KFC - SEDIMA, LES RAISONS D'UN MARIAGE
La chaîne américaine de restauration rapide, a changé de stratégie de pénétration en abandonnant l’idée d’exporter de la viande de volaille au Sénégal, pour finaliser un accord d’exploitation de franchise avec le géant sénégalais du poulet
Premièrement, avec une production annuelle de 100 millions de poulets et prés de 650 millions d’œufs pour une consommation nationale autour de 60 à 70 millions de poulets, le secteur avicole du Sénégal, est donc autosuffisant et peut même se permettre d’exporter vers d’autres marchés. C’est donc un marché arrivé à maturité, comme on dit dans le jargon des investisseurs, pour KFC.
Et dans ce marché autosuffisant en production et consommation et mature en retour sur investissement sur chaque franc dépensé, le leader du secteur au Sénégal, est sans conteste, le Groupe Sedima avec notamment 32% de part de marché dans l’aliment de volaille; 28% de part de marché dans la vente des poussins et 20% de part de marché dans la minoterie dans laquelle il s’ est lancé depuis 2016. Le Groupe Sedima, grâce à sa minoterie, est la seule entreprise dans le secteur au Sénégal et dans la sous-région ouest africaine, à être certifiée ISO 22000; une norme internationale relative à la sécurité des denrées alimentaires.
Deuxièmement,le marché sénégalais de l’aviculture, considéré à l’échelle du marché africain et mondial de la volaille, est un marché très étroit (un tout petit marché) en termes de consommateurs et d’efficience.
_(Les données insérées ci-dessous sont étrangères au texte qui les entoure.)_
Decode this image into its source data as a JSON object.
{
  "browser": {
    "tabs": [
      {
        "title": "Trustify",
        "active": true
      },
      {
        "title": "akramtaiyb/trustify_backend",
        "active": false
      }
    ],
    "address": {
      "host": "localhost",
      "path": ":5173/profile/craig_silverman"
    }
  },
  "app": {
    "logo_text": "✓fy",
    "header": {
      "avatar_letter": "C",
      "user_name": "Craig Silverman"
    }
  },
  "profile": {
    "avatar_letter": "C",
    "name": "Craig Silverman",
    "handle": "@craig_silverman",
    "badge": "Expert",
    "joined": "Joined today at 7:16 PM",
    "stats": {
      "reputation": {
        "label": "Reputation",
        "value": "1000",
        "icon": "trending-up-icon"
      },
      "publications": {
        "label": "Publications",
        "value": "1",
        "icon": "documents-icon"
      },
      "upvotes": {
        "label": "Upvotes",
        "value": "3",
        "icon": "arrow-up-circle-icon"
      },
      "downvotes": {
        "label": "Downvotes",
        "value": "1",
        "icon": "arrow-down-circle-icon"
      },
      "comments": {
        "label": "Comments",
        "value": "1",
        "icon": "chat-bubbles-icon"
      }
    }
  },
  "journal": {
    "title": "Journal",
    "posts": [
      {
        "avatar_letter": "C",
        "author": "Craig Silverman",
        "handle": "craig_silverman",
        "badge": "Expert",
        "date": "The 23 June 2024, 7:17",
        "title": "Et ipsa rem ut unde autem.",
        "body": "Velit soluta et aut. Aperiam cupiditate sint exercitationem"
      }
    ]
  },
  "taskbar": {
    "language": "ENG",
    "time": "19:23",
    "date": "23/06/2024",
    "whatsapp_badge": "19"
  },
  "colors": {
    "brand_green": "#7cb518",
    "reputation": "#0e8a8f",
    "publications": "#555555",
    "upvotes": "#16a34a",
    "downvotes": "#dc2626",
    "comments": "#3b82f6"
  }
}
Mieux, alors qu’elle abrite 13% de la population mondiale, l’Afrique ne fournit que 4% des produits aviaires dans le monde et un africain ne consomme en moyenne qu’un œuf toutes les 5 ou 6 semaines, tandis qu’un japonais en consomme presque quotidiennement.
Même constat pour la viande de volaille où en une année, un Africain ne consomme en moyenne que 3,3 kg de viande de volaille, contre 28 kg pour un français et une moyenne mondiale de 14 kg.
Troisièmement, en cas de procédure contentieuse à intenter contre l’Etat du Sénégal à l’OMC (Organisation mondiale du commerce) au niveau de l’Organe de règlement des différends, à propos de la mesure d’interdiction d’importation de poulets au Sénégal en vigueur depuis 2005, les coûts de procédures (honoraires des avocats d’affaires à payer) ainsi que la durée de la procédure (il faut au minimum trois années avant un premier verdict) ont été évalués.
Pour un si petit marché, l’enjeu ne vaut pas la peine de se déplumer pour KFC (Kentucky Fried Chicken) appelé PFK pour Poulet Frit Kentucky au Québec. KFC déjà présente dans 16 pays d’Afrique, a décidé de mettre le paquet sur la partie francophone du continent avec l’ouverture de son premier fast food à Tunis en janvier 2018.
L’aboutissement de 2 ans de négociation
Ce sont donc ces trois raisons qui ont poussé la marque KFC qui était initialement intéressée par le marché avicole sénégalais, à renoncer. Andrew Havinga, le directeur pour les nouveaux marchés africains de la célèbre enseigne au logo rouge et blanc (avec une tête de grand-père rassurant, représentant son fondateur Harland David Sanders), voit dans le Sénégal «un marché en expansion».
Aujourd’hui, KFC, la chaîne américaine de restauration rapide, a changé de stratégie de pénétration du marché sénégalais, en abandonnant l’idée d’exporter de la viande de volaille au Sénégal, pour finaliser un accord d’exploitation de franchise avec le géant sénégalais du poulet, Sedima, pour l’ouverture de deux restaurants à Dakar avant fin 2018.
La Sedima sera détentrice à 100% de la franchise sénégalaise alors que l’exploitation des KFC en Côte d’Ivoire, est menée par une co-entreprise entre Vivo Energy Côte d’Ivoire et KFC Baobab Côte d’Ivoire. C’est la première fois que KFC choisit un producteur avicole et non un distributeur, pour porter le développement de son enseigne dans un pays.
La longueur de la procédure ayant abouti à la signature du contrat est due à la rigueur et à l’exigence dont a fait montre la partie américaine dans la délivrance de son quitus. « Il fallait satisfaire à beaucoup de normes et de standards, car il s’agit d’alimentation pour les humains. Les équipes de KFC ont dû auditer tout notre système, notre organisation, nos investissements, nos installations, etc. », renseigne Anta Babacar Ngom, la DG du groupe Sedima.